2. 28 Days Later (2002)
Director: Danny Boyle
The first official team up between Danny Boyle and Alex Garland (Boyle directed an adaptation of Garland’s novel The Beach in 2000), 28 Days Later may be one of the most important British films of the 21st century. The film is a low-budget horror marvel; the opening scene alone is enough to make you jump out of your skin. It revitalized the zombie film genre and launched the career of the very talented Naomie Harris, while bringing actors like Christopher Eccleston and Brendan Gleeson to greater notoriety. But it’s Cillian Murphy’s starring role that announced him as one of best actors of his generation. 28 Days Later’s low-budget only adds to its horror: Seeing the empty streets of London shot on a low-res digital camera makes the film feel even more real, like glimpsing into an alternate reality.

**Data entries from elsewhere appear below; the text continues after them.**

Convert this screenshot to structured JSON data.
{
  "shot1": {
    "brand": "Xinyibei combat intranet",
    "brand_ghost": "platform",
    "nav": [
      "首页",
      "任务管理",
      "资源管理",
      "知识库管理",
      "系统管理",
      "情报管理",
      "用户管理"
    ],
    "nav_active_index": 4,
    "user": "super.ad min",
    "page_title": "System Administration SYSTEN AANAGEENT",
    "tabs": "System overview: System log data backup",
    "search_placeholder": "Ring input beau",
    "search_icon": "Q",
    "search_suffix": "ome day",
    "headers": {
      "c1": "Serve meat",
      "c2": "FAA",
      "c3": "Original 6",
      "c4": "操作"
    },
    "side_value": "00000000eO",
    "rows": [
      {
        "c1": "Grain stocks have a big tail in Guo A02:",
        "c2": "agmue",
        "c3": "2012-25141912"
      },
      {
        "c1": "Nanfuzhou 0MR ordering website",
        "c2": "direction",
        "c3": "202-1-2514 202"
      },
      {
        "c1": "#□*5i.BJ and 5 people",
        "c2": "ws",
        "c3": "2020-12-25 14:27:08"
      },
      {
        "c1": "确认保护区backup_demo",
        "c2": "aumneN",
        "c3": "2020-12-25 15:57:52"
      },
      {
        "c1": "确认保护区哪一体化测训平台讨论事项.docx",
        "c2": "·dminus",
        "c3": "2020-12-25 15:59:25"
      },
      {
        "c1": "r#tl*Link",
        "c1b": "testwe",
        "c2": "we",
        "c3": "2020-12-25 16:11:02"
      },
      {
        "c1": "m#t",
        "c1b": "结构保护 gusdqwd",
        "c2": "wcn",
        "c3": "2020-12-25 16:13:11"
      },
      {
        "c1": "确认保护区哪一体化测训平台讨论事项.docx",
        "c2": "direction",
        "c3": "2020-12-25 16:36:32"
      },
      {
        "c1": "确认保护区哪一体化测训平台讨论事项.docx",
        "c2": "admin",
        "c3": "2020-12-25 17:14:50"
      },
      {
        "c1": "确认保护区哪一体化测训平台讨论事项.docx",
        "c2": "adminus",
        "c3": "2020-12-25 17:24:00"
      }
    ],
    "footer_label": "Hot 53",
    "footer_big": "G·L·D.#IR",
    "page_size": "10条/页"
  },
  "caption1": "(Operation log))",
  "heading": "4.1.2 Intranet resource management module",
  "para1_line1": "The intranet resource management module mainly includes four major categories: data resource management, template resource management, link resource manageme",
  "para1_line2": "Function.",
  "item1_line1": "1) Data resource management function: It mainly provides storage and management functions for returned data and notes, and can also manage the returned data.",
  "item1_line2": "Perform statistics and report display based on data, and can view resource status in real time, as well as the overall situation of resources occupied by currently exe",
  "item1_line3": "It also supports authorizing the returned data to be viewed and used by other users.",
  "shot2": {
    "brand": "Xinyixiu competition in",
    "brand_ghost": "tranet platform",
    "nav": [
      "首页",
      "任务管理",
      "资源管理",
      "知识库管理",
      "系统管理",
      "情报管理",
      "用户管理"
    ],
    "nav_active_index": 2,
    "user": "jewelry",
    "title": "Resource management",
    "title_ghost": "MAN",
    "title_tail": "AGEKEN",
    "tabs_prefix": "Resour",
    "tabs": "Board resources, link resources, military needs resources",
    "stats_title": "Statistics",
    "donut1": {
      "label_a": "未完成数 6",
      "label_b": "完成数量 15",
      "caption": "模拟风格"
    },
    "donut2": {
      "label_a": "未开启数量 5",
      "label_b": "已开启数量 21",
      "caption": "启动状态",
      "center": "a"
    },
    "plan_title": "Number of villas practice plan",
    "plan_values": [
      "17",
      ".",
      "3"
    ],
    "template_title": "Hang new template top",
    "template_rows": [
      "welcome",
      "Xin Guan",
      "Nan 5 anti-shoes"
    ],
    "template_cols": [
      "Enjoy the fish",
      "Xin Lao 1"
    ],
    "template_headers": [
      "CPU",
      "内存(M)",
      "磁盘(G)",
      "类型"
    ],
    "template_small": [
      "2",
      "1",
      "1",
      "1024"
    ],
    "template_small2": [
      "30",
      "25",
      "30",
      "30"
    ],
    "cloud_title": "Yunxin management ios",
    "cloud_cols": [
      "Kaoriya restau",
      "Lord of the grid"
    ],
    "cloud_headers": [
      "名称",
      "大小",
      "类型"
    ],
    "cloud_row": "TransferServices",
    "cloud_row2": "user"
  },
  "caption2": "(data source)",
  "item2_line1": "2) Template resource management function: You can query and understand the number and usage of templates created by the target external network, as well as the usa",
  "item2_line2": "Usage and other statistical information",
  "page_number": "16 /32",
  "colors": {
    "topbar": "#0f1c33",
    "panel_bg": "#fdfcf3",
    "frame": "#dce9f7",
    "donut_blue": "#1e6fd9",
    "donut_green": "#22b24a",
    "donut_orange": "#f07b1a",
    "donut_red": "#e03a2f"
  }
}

The film also created some of the scariest (technically not undead) zombies ever put to screen, fueled by a rage virus that wants not to eat people but only to attack and kill. But inside a terrifying zombie film is also a terrifying horror film about the depravity of humans without structure or law. You can watch 28 Days Later as a horror film, a political allegory, or a well-acted character drama-thriller. Especially as a screenwriting debut, 28 Days Later is a remarkably confident and well developed film that was so smart it brought new life to a century old idea.
1. Annihilation (2018)
Director: Alex Garland
Alex Garland described Annihilation as not a straight adaptation of Jeff VanderMeer’s novel but instead as an adaptation of his memory of the book. The end result is one of the greatest film adaptations of a book in recent memory, and possibly a film that is even better than its source material. Annihilation follows a biology professor and soldier (played by a very underrated Natalie Portman) as she joins an expedition into a strange land where her husband (an also wonderful Oscar Isaac) was lost for a year. He returned changed, acting like a stranger in his own skin. What follows is an almost spiritual journey into the horror of the lush and alien landscape. Annihilation is at times one of Garland’s scariest works: The mutated bear, containing a piece of a woman during the last second she was alive while being mauled to death, may be the most horrifying thing I can ever imagine. But what makes Annihilation so special is that it isn’t always horrifying. The film is a metaphor about trauma and the way it fundamentally shapes and changes every single part of a person. Each character in Annihilation transforms in a different way. Some accept the refraction and become one with the alien landscape. Some fight against it. But everyone is touched by it. The film asks: Do we become fundamentally different people when confronted by trauma? Or just changed versions of the same self? And Garland is smart and skilled enough to let the audience answer for themselves. Some people find Annihilation opaque, with its doppelgangers and otherworldly transformations. But after rewatching the film several times, I am convinced it is one of the best films of the past decade. Anyone who has been touched by a traumatic event can see a version of themselves and their journey in the text. The film itself feels like a living, breathing thing. Who knows if we are our original selves, Annihilation says. But we are the ones who live on.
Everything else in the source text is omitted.